There are many hardships that I am prepared to undergo with silence and dignity, but uncomfortable pillows are not one of them.
            For me the pillow is the central feature of the bed and where I lay my head is central to the experience of rest.
            At the moment the experience is not restful.  Which is not to say that I do not go to sleep.  That is one thing that I do with expedition and profundity – but it is the lead up to oblivion that is taxing me at the moment.
            I prefer feather pillows and always have.  I know that there are authorities (there always are) that tell me that feathers are nowhere near the healthiest option you can choose, but that has never been an overriding constraint on my behaviour.
            The most comfortable pillow I have ever discovered was in El Corte Ingles and I was all for buying it, when I was told the price.  I can no longer remember exactly how much it (it was only one) cost because of the psychological counselling that I have had, but the sum was vast!  And more!  And even I have my limits for self-indulgence!

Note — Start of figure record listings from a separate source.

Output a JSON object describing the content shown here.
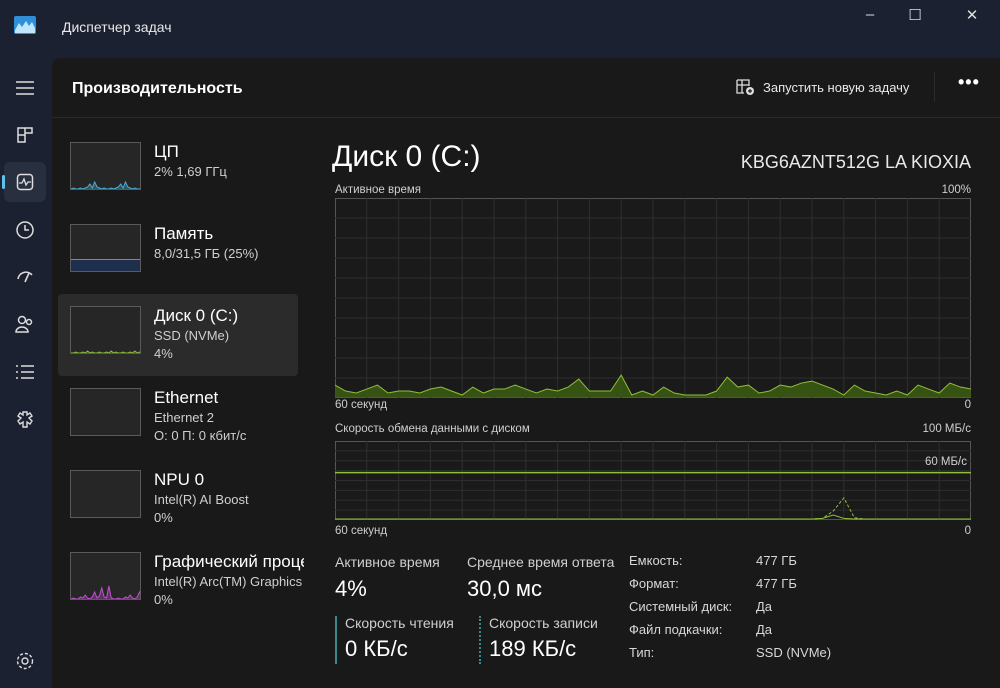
{
  "window": {
    "title": "Диспетчер задач",
    "minimize": "–",
    "maximize": "☐",
    "close": "✕"
  },
  "nav": {
    "items": [
      "menu-icon",
      "processes-icon",
      "performance-icon",
      "app-history-icon",
      "startup-apps-icon",
      "users-icon",
      "details-icon",
      "services-icon",
      "settings-icon"
    ],
    "selected": "performance-icon"
  },
  "header": {
    "title": "Производительность",
    "run_task": "Запустить новую задачу",
    "more": "•••"
  },
  "sidebar": {
    "items": [
      {
        "name": "ЦП",
        "line2": "2% 1,69 ГГц",
        "line3": "",
        "color": "#4ab0d8"
      },
      {
        "name": "Память",
        "line2": "8,0/31,5 ГБ (25%)",
        "line3": "",
        "color": "#5c8ad8"
      },
      {
        "name": "Диск 0 (C:)",
        "line2": "SSD (NVMe)",
        "line3": "4%",
        "color": "#8fbf3a",
        "selected": true
      },
      {
        "name": "Ethernet",
        "line2": "Ethernet 2",
        "line3": "О: 0 П: 0 кбит/с",
        "color": "#c08050"
      },
      {
        "name": "NPU 0",
        "line2": "Intel(R) AI Boost",
        "line3": "0%",
        "color": "#4ab0d8"
      },
      {
        "name": "Графический процессор",
        "line2": "Intel(R) Arc(TM) Graphics",
        "line3": "0%",
        "color": "#c050d0"
      }
    ]
  },
  "detail": {
    "title": "Диск 0 (C:)",
    "model": "KBG6AZNT512G LA KIOXIA",
    "stats": {
      "active_label": "Активное время",
      "active": "4%",
      "resp_label": "Среднее время ответа",
      "resp": "30,0 мс",
      "read_label": "Скорость чтения",
      "read": "0 КБ/с",
      "write_label": "Скорость записи",
      "write": "189 КБ/с"
    },
    "props": [
      [
        "Емкость:",
        "477 ГБ"
      ],
      [
        "Формат:",
        "477 ГБ"
      ],
      [
        "Системный диск:",
        "Да"
      ],
      [
        "Файл подкачки:",
        "Да"
      ],
      [
        "Тип:",
        "SSD (NVMe)"
      ]
    ]
  },
  "chart_data": [
    {
      "type": "area",
      "title": "Активное время",
      "ymax_label": "100%",
      "x_left_label": "60 секунд",
      "x_right_label": "0",
      "ylim": [
        0,
        100
      ],
      "xlim": [
        60,
        0
      ],
      "color": "#8fbf3a",
      "values": [
        6,
        3,
        2,
        4,
        6,
        2,
        3,
        3,
        2,
        4,
        5,
        3,
        1,
        5,
        2,
        4,
        4,
        6,
        4,
        2,
        4,
        3,
        5,
        9,
        3,
        3,
        3,
        11,
        1,
        3,
        1,
        5,
        2,
        1,
        1,
        1,
        3,
        10,
        5,
        6,
        2,
        3,
        6,
        5,
        7,
        8,
        6,
        4,
        1,
        6,
        3,
        2,
        1,
        3,
        1,
        6,
        4,
        2,
        7,
        5,
        4
      ]
    },
    {
      "type": "line",
      "title": "Скорость обмена данными с диском",
      "ymax_label": "100 МБ/с",
      "scale_label": "60 МБ/с",
      "scale_value": 60,
      "x_left_label": "60 секунд",
      "x_right_label": "0",
      "ylim": [
        0,
        100
      ],
      "xlim": [
        60,
        0
      ],
      "color": "#8fbf3a",
      "series": [
        {
          "style": "solid",
          "values": [
            0,
            0,
            0,
            0,
            0,
            0,
            0,
            0,
            0,
            0,
            0,
            0,
            0,
            0,
            0,
            0,
            0,
            0,
            0,
            0,
            0,
            0,
            0,
            0,
            0,
            0,
            0,
            0,
            0,
            0,
            0,
            0,
            0,
            0,
            0,
            0,
            0,
            0,
            0,
            0,
            0,
            0,
            0,
            0,
            0,
            0,
            0.5,
            3,
            0.5,
            0,
            0,
            0,
            0,
            0,
            0,
            0,
            0,
            0,
            0,
            0,
            0
          ]
        },
        {
          "style": "dashed",
          "values": [
            0,
            0,
            0,
            0,
            0,
            0,
            0,
            0,
            0,
            0,
            0,
            0,
            0,
            0,
            0,
            0,
            0,
            0,
            0,
            0,
            0,
            0,
            0,
            0,
            0,
            0,
            0,
            0,
            0,
            0,
            0,
            0,
            0,
            0,
            0,
            0,
            0,
            0,
            0,
            0,
            0,
            0,
            0,
            0,
            0,
            0,
            0.5,
            6,
            16,
            1,
            0,
            0,
            0,
            0,
            0,
            0,
            0,
            0,
            0,
            0,
            0
          ]
        }
      ]
    }
  ]
}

            I have been searching for a reasonably priced alternative ever since.  I thought that I had found a perfect compromise between composition and commodification (I wanted to say ‘price’ there, but it didn’t start with a ‘C’) in a local supermarket.  I thought that I have found the perfect pillow for price and performance (see, I got the word in!) until I needed to change the pillow and found that the store did not stock that particular type any more.
            I bought a feather alternative and it is like sleeping on rock.  Every time I put my head down I grumble.  Silently, just before unconsciousness.  Toni maintains that my entry to the Land of Nod is synonymous with my head touching the pillow – but that is not true and the ‘grumble period’ is becoming more irritating and therefore Something Must Be Done.
            I have geared myself up to sally forth after my swim and take in the shops (never a hardship for me) in pursuit of the perfect pillow.  Again.

The British Library

After a number of years I am going to re-join the British Library – or at least get a Readers’ Card (one feels that it deserves capital letters) so that I can use the facilities when I visit London at the end of the month.
            In theory, I have been told over the phone by a very nice lady form the membership department, I will be able to get a temporary Readers’ Card and order books which will be ready for me to read when I am in London.  I should also have full access to the digital catalogue.  All of this in theory.
            Today I intend to put the theory to the test and find out if such access is real.
            The best part about it will be to watch Toni’s irritation as I am prepared to bet that such a thing will be totally impossible with the National Library in Spain.  We shall see.  And, as always, I live in hope!